Michel Houellebecq : Soumission
Justifie-t-il toute l'agitation qu'il cause ?
L'auteur
Michel Houellebecq est un écrivain, poète et essayiste français né en 1956. Il est l'un des auteurs français contemporains les plus lus (en tout cas, les plus vendus) et les plus traduits dans le monde. Il expose à travers ses oeuvres la décadence de l'Occident, la misère sexuelle de l'homme moderne, et des idées à cause desquelles il est taxé d'islamophobie. Dans les faits, c'est surtout une figure très ambiguë, qui se refuse si obstinément à rentrer dans une case qu'on pourrait le penser vaguement nihiliste. Il a notamment écrit Les particules élémentaires (1998), La carte et le territoire (2010, Prix Goncourt) et Soumission (2012).
L'oeuvre
Soumission est un roman qui a beaucoup fait parler de lui (avant même d'avoir été publié, ce qui, à vrai dire, est plutôt mauvais signe en général). Le thème choisi n'est en effet pas anodin : Michel Houellebecq imagine une France, en 2022, dans laquelle le candidat d'un parti musulman (mais pas islamiste, la nuance est capitale) devient président de la République, triomphant au second tour contre Marine Le Pen. Son accession au pouvoir est rendue possible par une tension montante entre les communautés étrangères, et surtout arabes, et les extrêmes, qui en vient presque au stade d'une guerre civile que les médias refusent de traiter, laissant la plupart des citoyens dans une inquiétude qui va croissant.
François, le narrateur, est un universitaire spécialiste de l'écrivain Huysmans, qui poursuit sans grand intérêt une carrière universitaire relativement brillante. L'histoire raconte, sans grand suspens, comment il en vient à considérer une possible conversion à l'islam pour pouvoir retrouver son poste à la Sorbonne Paris III (la nuance est, là aussi, importante, il ne s'agit pas de Paris IV, "plus prestigieuse") et, confort non négligeable, se voir "fournir" une ou plusieurs femmes par les autorités musulmanes au pouvoir, dans l'idéal une relativement âgée pour s'occuper de la cuisine et une plus jeune pour s'occuper d'autre choses.
L'essentiel des débats critiques pointait sur la question de savoir si ce livre véhiculait une pensée islamophobe ou non ; une grande partie des arguments avancés contre Houellebecq l'avait été sans que l'auteur de la critique ait ouvert le livre, et je pense que, si la question peut être intéressante dans certains cas, c'est ici un peu un non-débat. L'islam présenté n'est en rien extrémiste ; Houellebecq montre une vision plutôt raisonnée de la manière dont il envisage que la France pourrait devenir un état islamique, menée par un homme ayant des intentions de paix et de prospérité. Bien sûr, les aspirations de cet homme sont totalitaires, dans la mesure où le jour où un candidat musulman, et même un candidat d'un parti musulman, atteindra le pouvoir, il n'imposera sans doute pas le port du voile ou la conversion à l'islam. Telle n'est pas la suggestion de Houellebecq, et je pense qu'il faut la prendre pour tel.

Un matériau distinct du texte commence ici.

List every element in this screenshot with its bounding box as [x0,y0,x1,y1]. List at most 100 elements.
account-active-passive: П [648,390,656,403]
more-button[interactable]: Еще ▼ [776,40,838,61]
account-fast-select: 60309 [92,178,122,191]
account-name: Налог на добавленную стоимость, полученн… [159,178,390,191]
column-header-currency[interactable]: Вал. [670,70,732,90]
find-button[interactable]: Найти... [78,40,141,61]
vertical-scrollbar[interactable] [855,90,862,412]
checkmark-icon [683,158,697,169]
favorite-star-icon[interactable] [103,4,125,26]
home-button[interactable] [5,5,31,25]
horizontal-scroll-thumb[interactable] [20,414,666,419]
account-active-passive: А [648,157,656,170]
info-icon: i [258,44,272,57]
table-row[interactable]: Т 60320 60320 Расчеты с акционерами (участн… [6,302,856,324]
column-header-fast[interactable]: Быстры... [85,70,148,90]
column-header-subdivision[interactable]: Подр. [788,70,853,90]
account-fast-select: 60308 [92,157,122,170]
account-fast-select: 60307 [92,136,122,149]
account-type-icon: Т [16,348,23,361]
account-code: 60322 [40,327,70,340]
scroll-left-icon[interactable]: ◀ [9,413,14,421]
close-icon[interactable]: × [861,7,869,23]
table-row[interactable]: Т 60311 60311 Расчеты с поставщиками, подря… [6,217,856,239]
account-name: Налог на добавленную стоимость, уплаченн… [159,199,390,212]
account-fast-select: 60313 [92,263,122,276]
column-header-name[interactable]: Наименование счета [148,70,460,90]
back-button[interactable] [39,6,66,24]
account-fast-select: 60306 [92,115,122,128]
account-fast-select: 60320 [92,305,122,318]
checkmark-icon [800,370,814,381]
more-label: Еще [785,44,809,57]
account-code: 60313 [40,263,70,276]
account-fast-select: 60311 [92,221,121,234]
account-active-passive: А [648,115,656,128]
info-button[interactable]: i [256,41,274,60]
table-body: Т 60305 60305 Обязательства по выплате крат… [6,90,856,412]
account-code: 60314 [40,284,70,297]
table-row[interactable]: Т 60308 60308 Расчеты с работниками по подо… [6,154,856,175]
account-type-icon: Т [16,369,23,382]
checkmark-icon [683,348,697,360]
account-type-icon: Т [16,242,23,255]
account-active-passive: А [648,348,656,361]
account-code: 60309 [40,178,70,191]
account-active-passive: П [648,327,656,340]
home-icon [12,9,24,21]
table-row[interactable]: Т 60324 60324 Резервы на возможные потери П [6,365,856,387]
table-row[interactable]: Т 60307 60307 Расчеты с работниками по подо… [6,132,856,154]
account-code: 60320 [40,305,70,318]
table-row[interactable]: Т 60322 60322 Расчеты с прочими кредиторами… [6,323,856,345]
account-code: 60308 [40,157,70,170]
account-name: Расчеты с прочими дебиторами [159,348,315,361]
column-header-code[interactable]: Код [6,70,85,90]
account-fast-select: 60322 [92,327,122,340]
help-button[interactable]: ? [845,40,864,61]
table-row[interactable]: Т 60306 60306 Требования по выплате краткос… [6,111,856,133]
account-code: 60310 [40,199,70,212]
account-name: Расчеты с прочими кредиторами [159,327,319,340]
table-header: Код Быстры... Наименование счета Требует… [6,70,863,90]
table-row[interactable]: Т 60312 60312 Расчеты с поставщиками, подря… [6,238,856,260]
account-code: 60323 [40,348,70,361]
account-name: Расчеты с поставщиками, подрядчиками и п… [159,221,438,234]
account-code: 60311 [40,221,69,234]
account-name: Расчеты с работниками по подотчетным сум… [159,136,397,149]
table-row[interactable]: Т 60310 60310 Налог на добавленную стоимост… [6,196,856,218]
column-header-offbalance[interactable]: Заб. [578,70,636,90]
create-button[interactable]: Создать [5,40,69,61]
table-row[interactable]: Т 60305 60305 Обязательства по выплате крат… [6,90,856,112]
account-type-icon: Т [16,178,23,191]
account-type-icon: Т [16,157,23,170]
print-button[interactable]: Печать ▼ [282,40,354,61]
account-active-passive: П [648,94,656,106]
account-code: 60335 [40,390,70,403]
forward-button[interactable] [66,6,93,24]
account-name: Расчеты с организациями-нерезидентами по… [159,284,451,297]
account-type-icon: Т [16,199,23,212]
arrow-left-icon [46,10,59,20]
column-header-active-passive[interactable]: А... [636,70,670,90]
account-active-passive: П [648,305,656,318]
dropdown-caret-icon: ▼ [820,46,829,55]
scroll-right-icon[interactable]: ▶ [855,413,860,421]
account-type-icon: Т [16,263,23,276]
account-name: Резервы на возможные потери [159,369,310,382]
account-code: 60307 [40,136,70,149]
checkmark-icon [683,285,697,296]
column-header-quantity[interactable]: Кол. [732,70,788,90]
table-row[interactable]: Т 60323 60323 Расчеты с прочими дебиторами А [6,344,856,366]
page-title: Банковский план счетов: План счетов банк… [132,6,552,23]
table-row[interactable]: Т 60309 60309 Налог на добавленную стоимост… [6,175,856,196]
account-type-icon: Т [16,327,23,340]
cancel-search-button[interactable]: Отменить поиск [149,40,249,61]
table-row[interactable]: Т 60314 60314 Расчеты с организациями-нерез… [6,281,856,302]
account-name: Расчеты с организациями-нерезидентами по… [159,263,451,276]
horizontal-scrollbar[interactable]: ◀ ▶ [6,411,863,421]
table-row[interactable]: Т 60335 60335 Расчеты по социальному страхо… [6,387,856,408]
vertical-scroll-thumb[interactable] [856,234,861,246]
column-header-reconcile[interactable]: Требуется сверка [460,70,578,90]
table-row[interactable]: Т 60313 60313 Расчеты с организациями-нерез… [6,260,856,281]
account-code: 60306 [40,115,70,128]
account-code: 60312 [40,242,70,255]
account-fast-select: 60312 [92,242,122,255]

Ce qui m'a tout particulièrement frappé à la lecture de Soumission, outre le cynisme désarmant de l'auteur, c'est surtout sa franchise absolue, qui force l'admiration, je pense. Houellebecq se montre clairement à nu, et dit très vraisemblablement la vérité sans aucun artifice ; il parle sans complexe (mais avec un peu de complaisance, cependant) de sa misère, il expose assez simplement pourquoi il n'aime pas les gens, pourquoi il ne trouve plus tellement de goût à la vie. Ce sont des réflexions que beaucoup d'entre nous n'oseraient jamais écrire, encore moins s'autoriser à penser ; mais Houellebecq ne se voile pas la face, ne trouve pas de prétexte et d'excuse pour quoi que ce soit. Dans un sens, sa vision tient un peu du Camus et de Sartre (si l'on peut rapprocher ces deux penseurs sans qu'ils se retournent dans leur tombe), c'est à dire qu'il regarde la vie sans mauvaise foi mais la prend pour telle qu'elle est, absurde et sans aucun sens. Et à ce titre, Soumission est un roman passionnant.
Citations
Alice posait sur nous ce regard, à la fois affectueux et légèrement moqueur, des femmes qui suivent une conversation entre hommes, cette chose curieuse qui semble toujours hésiter entre la pédérastie et le duel.
Nietzsche avait vu juste, avec son flair de vieille pétasse, le christianisme était au fond une religion féminine.
C'est la soumission. [...] L'idée renversante et simple, jamais exprimée auparavant avec cette force, que le sommet du bonheur humain réside dans la soumission la plus absolue.